Tools.h++ Manual

104011 Tandem Computers Incorporated 4-1
Internationalization 4
Gone are the days when we could ignore our neighbors across the sea (or over
the fence), writing software only for local consumption. Professional software
development today demands not only awareness of the needs of users in other
cultures, but accommodation of those needs. This accommodation is called
localization; making software easily localized is called internationalization
1
Internationalization actually involves many different activities, potentially as
many as the ways in which cultures differ from one another.

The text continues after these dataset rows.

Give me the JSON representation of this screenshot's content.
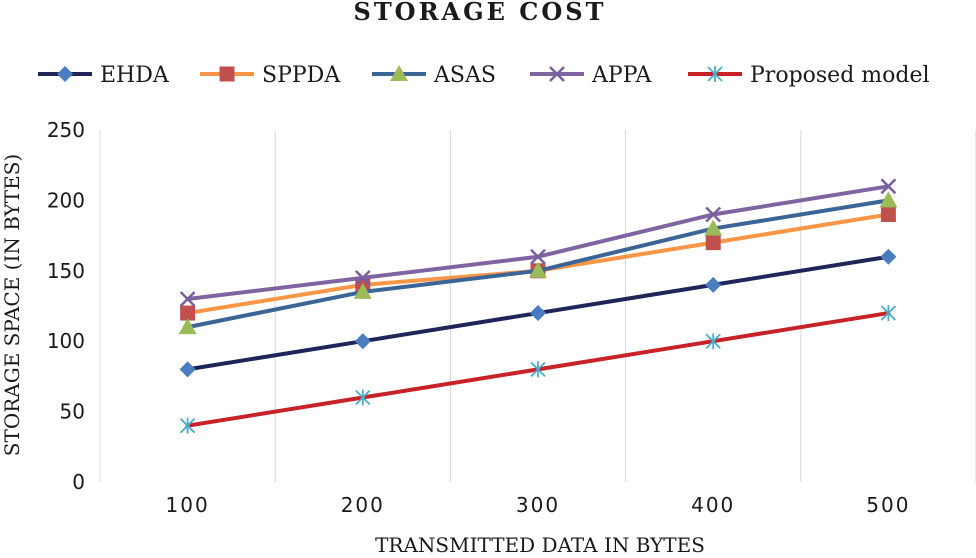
{
  "chart_data": {
    "type": "line",
    "title": "STORAGE COST",
    "xlabel": "TRANSMITTED DATA IN BYTES",
    "ylabel": "STORAGE SPACE (IN BYTES)",
    "categories": [
      "100",
      "200",
      "300",
      "400",
      "500"
    ],
    "ylim": [
      0,
      250
    ],
    "yticks": [
      0,
      50,
      100,
      150,
      200,
      250
    ],
    "grid": "vertical",
    "legend_position": "top",
    "series": [
      {
        "name": "EHDA",
        "values": [
          80,
          100,
          120,
          140,
          160
        ],
        "color": "#1f2559",
        "marker": "diamond",
        "marker_color": "#4a7cc0"
      },
      {
        "name": "SPPDA",
        "values": [
          120,
          140,
          150,
          170,
          190
        ],
        "color": "#f79646",
        "marker": "square",
        "marker_color": "#c0504d"
      },
      {
        "name": "ASAS",
        "values": [
          110,
          135,
          150,
          180,
          200
        ],
        "color": "#3a6596",
        "marker": "triangle",
        "marker_color": "#9bbb59"
      },
      {
        "name": "APPA",
        "values": [
          130,
          145,
          160,
          190,
          210
        ],
        "color": "#8064a2",
        "marker": "x",
        "marker_color": "#7a5f9e"
      },
      {
        "name": "Proposed model",
        "values": [
          40,
          60,
          80,
          100,
          120
        ],
        "color": "#c82127",
        "marker": "star",
        "marker_color": "#4bacc6"
      }
    ]
  }
}
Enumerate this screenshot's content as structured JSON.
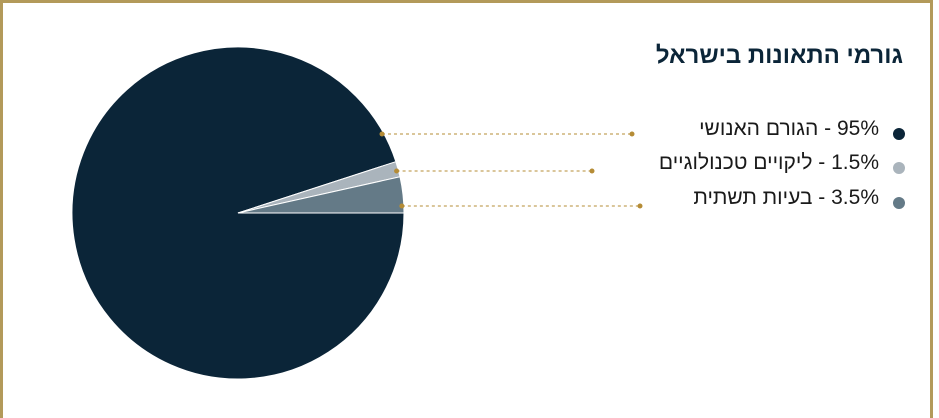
{
  "chart_data": {
    "type": "pie",
    "title": "גורמי התאונות בישראל",
    "slices": [
      {
        "label": "הגורם האנושי",
        "value": 95,
        "display": "95% - הגורם האנושי",
        "color": "#0b2538"
      },
      {
        "label": "ליקויים טכנולוגיים",
        "value": 1.5,
        "display": "1.5% - ליקויים טכנולוגיים",
        "color": "#aab4bc"
      },
      {
        "label": "בעיות תשתית",
        "value": 3.5,
        "display": "3.5% - בעיות תשתית",
        "color": "#647a87"
      }
    ],
    "legend_position": "right",
    "leader_color": "#b58c36",
    "frame_color": "#b39a5a"
  }
}
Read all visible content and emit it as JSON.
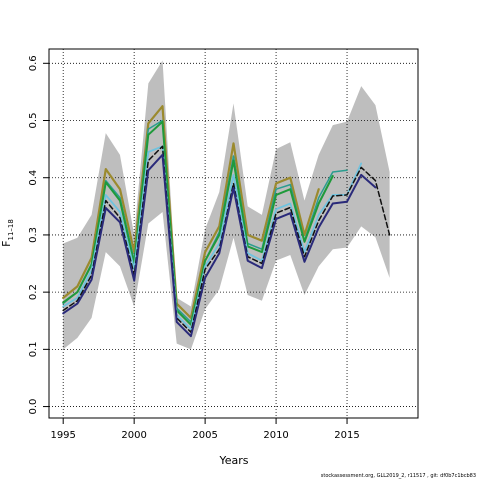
{
  "chart_data": {
    "type": "line",
    "xlabel": "Years",
    "ylabel_main": "F",
    "ylabel_sub": "11–18",
    "xlim": [
      1994,
      2020
    ],
    "ylim": [
      -0.02,
      0.625
    ],
    "xticks": [
      1995,
      2000,
      2005,
      2010,
      2015
    ],
    "yticks": [
      0.0,
      0.1,
      0.2,
      0.3,
      0.4,
      0.5,
      0.6
    ],
    "grid": true,
    "grid_style": "dotted",
    "band": {
      "x": [
        1995,
        1996,
        1997,
        1998,
        1999,
        2000,
        2001,
        2002,
        2003,
        2004,
        2005,
        2006,
        2007,
        2008,
        2009,
        2010,
        2011,
        2012,
        2013,
        2014,
        2015,
        2016,
        2017,
        2018
      ],
      "upper": [
        0.285,
        0.295,
        0.335,
        0.478,
        0.44,
        0.3,
        0.565,
        0.605,
        0.19,
        0.175,
        0.31,
        0.375,
        0.53,
        0.35,
        0.335,
        0.45,
        0.462,
        0.36,
        0.44,
        0.492,
        0.498,
        0.56,
        0.527,
        0.41
      ],
      "lower": [
        0.1,
        0.12,
        0.155,
        0.27,
        0.245,
        0.175,
        0.32,
        0.34,
        0.11,
        0.1,
        0.17,
        0.205,
        0.295,
        0.195,
        0.185,
        0.255,
        0.265,
        0.195,
        0.245,
        0.275,
        0.278,
        0.315,
        0.296,
        0.225
      ],
      "color": "#bebebe"
    },
    "series": [
      {
        "color": "#9b8a2e",
        "width": 2.2,
        "dash": "",
        "x": [
          1995,
          1996,
          1997,
          1998,
          1999,
          2000,
          2001,
          2002,
          2003,
          2004,
          2005,
          2006,
          2007,
          2008,
          2009,
          2010,
          2011,
          2012,
          2013
        ],
        "values": [
          0.19,
          0.21,
          0.26,
          0.415,
          0.38,
          0.27,
          0.495,
          0.525,
          0.18,
          0.155,
          0.27,
          0.315,
          0.46,
          0.3,
          0.29,
          0.39,
          0.4,
          0.3,
          0.38
        ]
      },
      {
        "color": "#2a9d8f",
        "width": 1.5,
        "dash": "",
        "x": [
          1995,
          1996,
          1997,
          1998,
          1999,
          2000,
          2001,
          2002,
          2003,
          2004,
          2005,
          2006,
          2007,
          2008,
          2009,
          2010,
          2011,
          2012,
          2013,
          2014,
          2015
        ],
        "values": [
          0.18,
          0.2,
          0.25,
          0.395,
          0.365,
          0.255,
          0.485,
          0.5,
          0.172,
          0.148,
          0.255,
          0.305,
          0.438,
          0.285,
          0.275,
          0.38,
          0.388,
          0.29,
          0.365,
          0.41,
          0.413
        ]
      },
      {
        "color": "#1f9a3b",
        "width": 2.0,
        "dash": "",
        "x": [
          1995,
          1996,
          1997,
          1998,
          1999,
          2000,
          2001,
          2002,
          2003,
          2004,
          2005,
          2006,
          2007,
          2008,
          2009,
          2010,
          2011,
          2012,
          2013,
          2014
        ],
        "values": [
          0.182,
          0.2,
          0.248,
          0.392,
          0.36,
          0.25,
          0.475,
          0.498,
          0.168,
          0.143,
          0.255,
          0.3,
          0.43,
          0.28,
          0.27,
          0.37,
          0.38,
          0.288,
          0.355,
          0.403
        ]
      },
      {
        "color": "#6fc3df",
        "width": 1.8,
        "dash": "",
        "x": [
          1995,
          1996,
          1997,
          1998,
          1999,
          2000,
          2001,
          2002,
          2003,
          2004,
          2005,
          2006,
          2007,
          2008,
          2009,
          2010,
          2011,
          2012,
          2013,
          2014,
          2015,
          2016
        ],
        "values": [
          0.175,
          0.19,
          0.238,
          0.37,
          0.34,
          0.24,
          0.445,
          0.455,
          0.16,
          0.135,
          0.245,
          0.285,
          0.405,
          0.268,
          0.255,
          0.345,
          0.355,
          0.27,
          0.335,
          0.37,
          0.37,
          0.425
        ]
      },
      {
        "color": "#111111",
        "width": 1.5,
        "dash": "5,3",
        "x": [
          1995,
          1996,
          1997,
          1998,
          1999,
          2000,
          2001,
          2002,
          2003,
          2004,
          2005,
          2006,
          2007,
          2008,
          2009,
          2010,
          2011,
          2012,
          2013,
          2014,
          2015,
          2016,
          2017,
          2018
        ],
        "values": [
          0.168,
          0.185,
          0.23,
          0.36,
          0.33,
          0.23,
          0.43,
          0.455,
          0.155,
          0.13,
          0.24,
          0.275,
          0.39,
          0.262,
          0.25,
          0.338,
          0.348,
          0.262,
          0.325,
          0.368,
          0.37,
          0.418,
          0.395,
          0.3
        ]
      },
      {
        "color": "#2a2a7a",
        "width": 2.0,
        "dash": "",
        "x": [
          1995,
          1996,
          1997,
          1998,
          1999,
          2000,
          2001,
          2002,
          2003,
          2004,
          2005,
          2006,
          2007,
          2008,
          2009,
          2010,
          2011,
          2012,
          2013,
          2014,
          2015,
          2016,
          2017
        ],
        "values": [
          0.163,
          0.18,
          0.222,
          0.347,
          0.322,
          0.22,
          0.413,
          0.44,
          0.148,
          0.123,
          0.225,
          0.268,
          0.382,
          0.255,
          0.242,
          0.328,
          0.338,
          0.253,
          0.313,
          0.355,
          0.358,
          0.405,
          0.383
        ]
      }
    ]
  },
  "footer": "stockassessment.org, GLL2019_2, r11517 , git: df0b7c1bcb83"
}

In practice, it
usually means accommodating differences in alphabets, languages, currencies,
numbers, and date- and time-keeping notations. Let us consider each of these
in turn.
Accommodation of different alphabets begins with allowing them to be
represented. A first step in this direction is making code “8-bit clean”, which
lets it tolerate extensions. Still, eight bits just isn’t enough to represent all the
character glyphs we use, even in English. Some extension beyond 8 bits is
required, and in fact several are in use, falling into two families: multibyte and
wide-character encodings.
Multibyte encodings use a sequence of one or more bytes to represent a single
character. (Typically the ASCII characters are still one byte long.) This gives a
compact encoding, but is inconvenient for indexing and substring operations.
1. “Internationalization” is a horrendous word, widely abbreviated “i18n”; 18 is the number of letters elided.